Now if Brent can tell us how to build a successful consulting business I would be set 😉
Ask, and ye shall receive: https://ozar.me/tag/consulting/
You are the best. Id love to get into consulting but what holds me back is, why would someone hire me instead of the next guy!
Ill make sure to go through it all. Thanks again
Because you’re watching this and looking at Consultant Toolkit, you’re probably already better than the next guy.
“Every single time, folks are just shocked about what they’ve got left lying around in the database.”
Almost every application I’ve worked on had at least one logging table (ChangeLog, ErrorLog, TransactionHistory, etc.) some developer set up without creating any purge mechanism, so it could grow without bound until it created some major problem.
After I pointed this out in one system, the implemented “fix” was to copy the contents to a dated copy of the table (TableNameCopy20200818, for example), then truncate the main table. The number of dated copies was allowed to grow without bound! This made it through a code review without comment and everyone thought it was great until I found it in production, They then had to deploy a second fix (to drop those “copy” tables with a date part in the name that was older than n number of days ago).
Mark – it’s absolutely true! I run across that same logging table problem all the time.
I’m managing over k of DBs and each db has superfluous object which varies 100MBs to 100GBs. according to dev, it can be purged. oh my*****
Awesome! You don’t have to tip me the full amount of the backup storage that you’re saving, but just like a 15% tip would be great. 😉
Hi Brent, I would like to know if you have tools with the consultant toolkit to help analyse or making decisions for a version of a database installed on multiples sites with results sent on Amazon. A kind of BI analysis for general trends, because, of course, data size, distribution or usage vary between customers.
Denis – no.
This is great!
Re your Page IO Latch Wait ms comment – tables scanned to disk but not cached in RAM – what are the implications… not enough RAM?

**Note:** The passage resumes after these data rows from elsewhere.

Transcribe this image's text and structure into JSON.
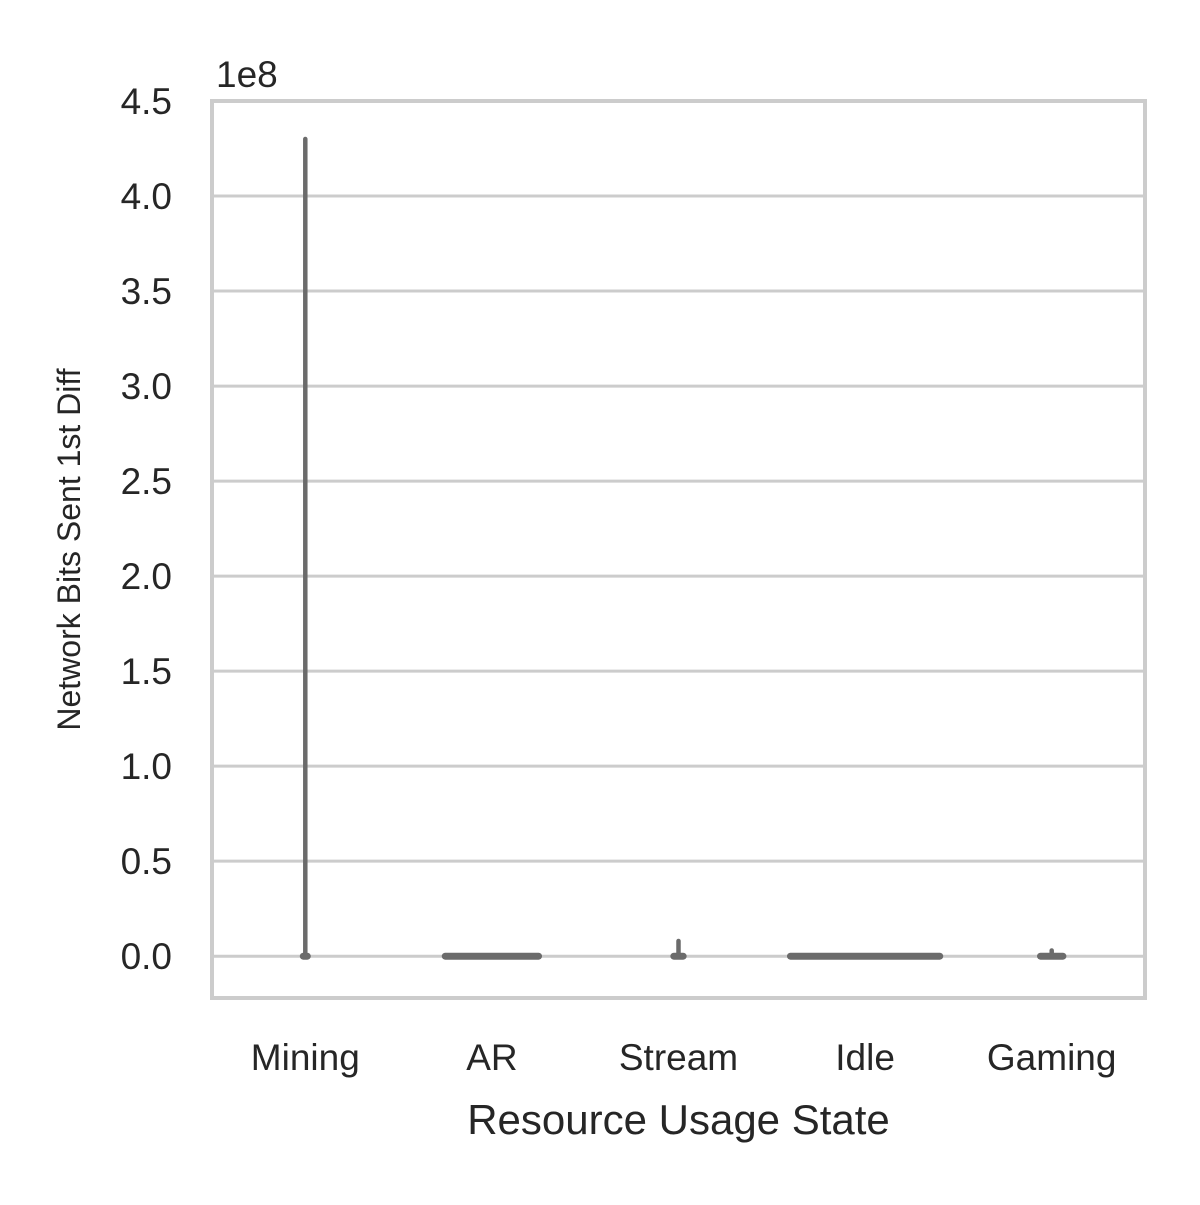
{
  "chart_data": {
    "type": "violin",
    "categories": [
      "Mining",
      "AR",
      "Stream",
      "Idle",
      "Gaming"
    ],
    "series": [
      {
        "category": "Mining",
        "min": 0,
        "max": 430000000,
        "width_fraction": 0.02
      },
      {
        "category": "AR",
        "min": 0,
        "max": 0,
        "width_fraction": 0.5
      },
      {
        "category": "Stream",
        "min": 0,
        "max": 8000000,
        "width_fraction": 0.05
      },
      {
        "category": "Idle",
        "min": 0,
        "max": 0,
        "width_fraction": 0.8
      },
      {
        "category": "Gaming",
        "min": 0,
        "max": 3000000,
        "width_fraction": 0.12
      }
    ],
    "title": "",
    "xlabel": "Resource Usage State",
    "ylabel": "Network Bits Sent 1st Diff",
    "ylim": [
      -22000000,
      450000000
    ],
    "yticks": [
      0,
      50000000,
      100000000,
      150000000,
      200000000,
      250000000,
      300000000,
      350000000,
      400000000,
      450000000
    ],
    "ytick_labels": [
      "0.0",
      "0.5",
      "1.0",
      "1.5",
      "2.0",
      "2.5",
      "3.0",
      "3.5",
      "4.0",
      "4.5"
    ],
    "offset_label": "1e8",
    "grid": "horizontal",
    "legend": "none",
    "colors": {
      "mark": "#6b6b6b",
      "grid": "#cccccc",
      "text": "#262626",
      "background": "#ffffff"
    }
  }
}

Thanks, glad you like it. No, unfortunately it’s a lot more complex than that – if you’ve got my Live Class Season Pass, check out the Mastering Server Tuning module on how to fix PAGEIOLATCH waits.
Ah gutted – can’t get that as I’m in the EU.

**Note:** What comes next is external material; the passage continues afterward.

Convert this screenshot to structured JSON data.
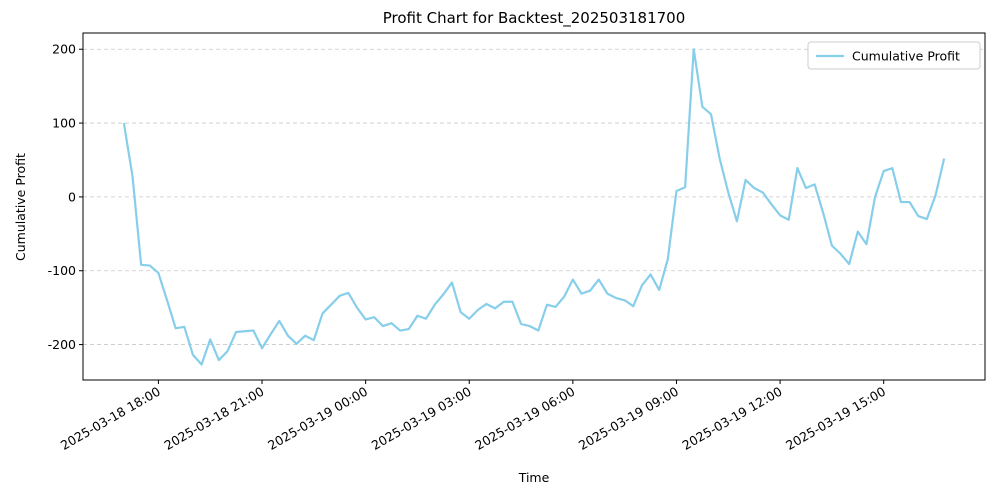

Oh well, given me something to try to research as I’m surprised how many of my indexes are apparently not being cached.
One of the outputs from BlitzIndex on my enviroment was:
” The check constraint [CKC_GEOM_E_GIS_OS] on [dbo].[e_gis_osd] is based on ([geom].[STIsValid]()=(1)). That indicates it may reference a scalar function, or a CLR function with data access, which can cause all queries and maintenance to run serially. ”

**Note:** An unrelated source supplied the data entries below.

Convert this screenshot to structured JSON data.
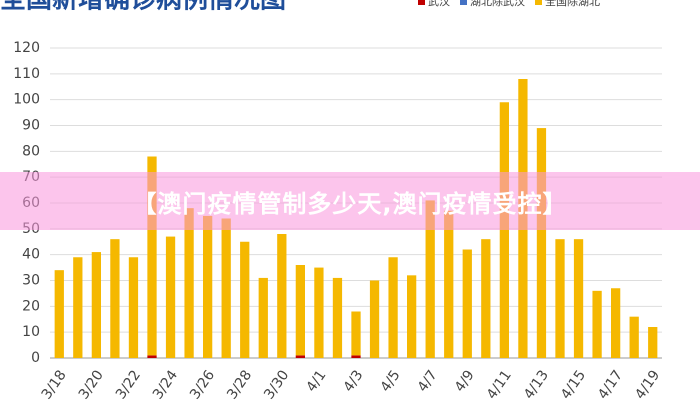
{
  "banner": "【澳门疫情管制多少天,澳门疫情受控】",
  "chart_data": {
    "type": "bar",
    "title": "全国新增确诊病例情况图",
    "stacked": true,
    "categories": [
      "3/18",
      null,
      "3/20",
      null,
      "3/22",
      null,
      "3/24",
      null,
      "3/26",
      null,
      "3/28",
      null,
      "3/30",
      null,
      "4/1",
      null,
      "4/3",
      null,
      "4/5",
      null,
      "4/7",
      null,
      "4/9",
      null,
      "4/11",
      null,
      "4/13",
      null,
      "4/15",
      null,
      "4/17",
      null,
      "4/19"
    ],
    "series": [
      {
        "name": "武汉",
        "color": "#c00000",
        "values": [
          0,
          0,
          0,
          0,
          0,
          1,
          0,
          0,
          0,
          0,
          0,
          0,
          0,
          1,
          0,
          0,
          1,
          0,
          0,
          0,
          0,
          0,
          0,
          0,
          0,
          0,
          0,
          0,
          0,
          0,
          0,
          0,
          0
        ]
      },
      {
        "name": "湖北除武汉",
        "color": "#4472c4",
        "values": [
          0,
          0,
          0,
          0,
          0,
          0,
          0,
          0,
          0,
          0,
          0,
          0,
          0,
          0,
          0,
          0,
          0,
          0,
          0,
          0,
          0,
          0,
          0,
          0,
          0,
          0,
          0,
          0,
          0,
          0,
          0,
          0,
          0
        ]
      },
      {
        "name": "全国除湖北",
        "color": "#f5b800",
        "values": [
          34,
          39,
          41,
          46,
          39,
          77,
          47,
          58,
          55,
          54,
          45,
          31,
          48,
          35,
          35,
          31,
          17,
          30,
          39,
          32,
          61,
          57,
          42,
          46,
          99,
          108,
          89,
          46,
          46,
          26,
          27,
          16,
          12
        ]
      }
    ],
    "ylim": [
      0,
      120
    ],
    "yticks": [
      0,
      10,
      20,
      30,
      40,
      50,
      60,
      70,
      80,
      90,
      100,
      110,
      120
    ],
    "grid": true
  }
}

However [e_gis_osd] is a geometry Data Type and [geom].[STIsValid]()=(1) validates if the geometry is valid. Therefore, I assume that the Check Constraint is okay.
Hi! For personalized support on your environment, either read the readme included with the scripts, or click Consulting at the top of the site.
Is it common for sp_BlitzIndex to run for over an hour on a database that is about 200 GB in size?
Looking at the Messages it’s been performing this step for most of the duration:Inserting data into #IndexPartitionSanity
For support on the scripts, check the readme.txt file on where to ask questions.
Read the readme file (which I’ve grown accustomed to ignoring from previous experience with other software providers). Now, I’ve put the question out into the ether of the slack channel. We’ll see what happens.
Nothing’s in the #FirstResponderKit Slack channel from you, so just FYI, probably want to read the readme a little more closely.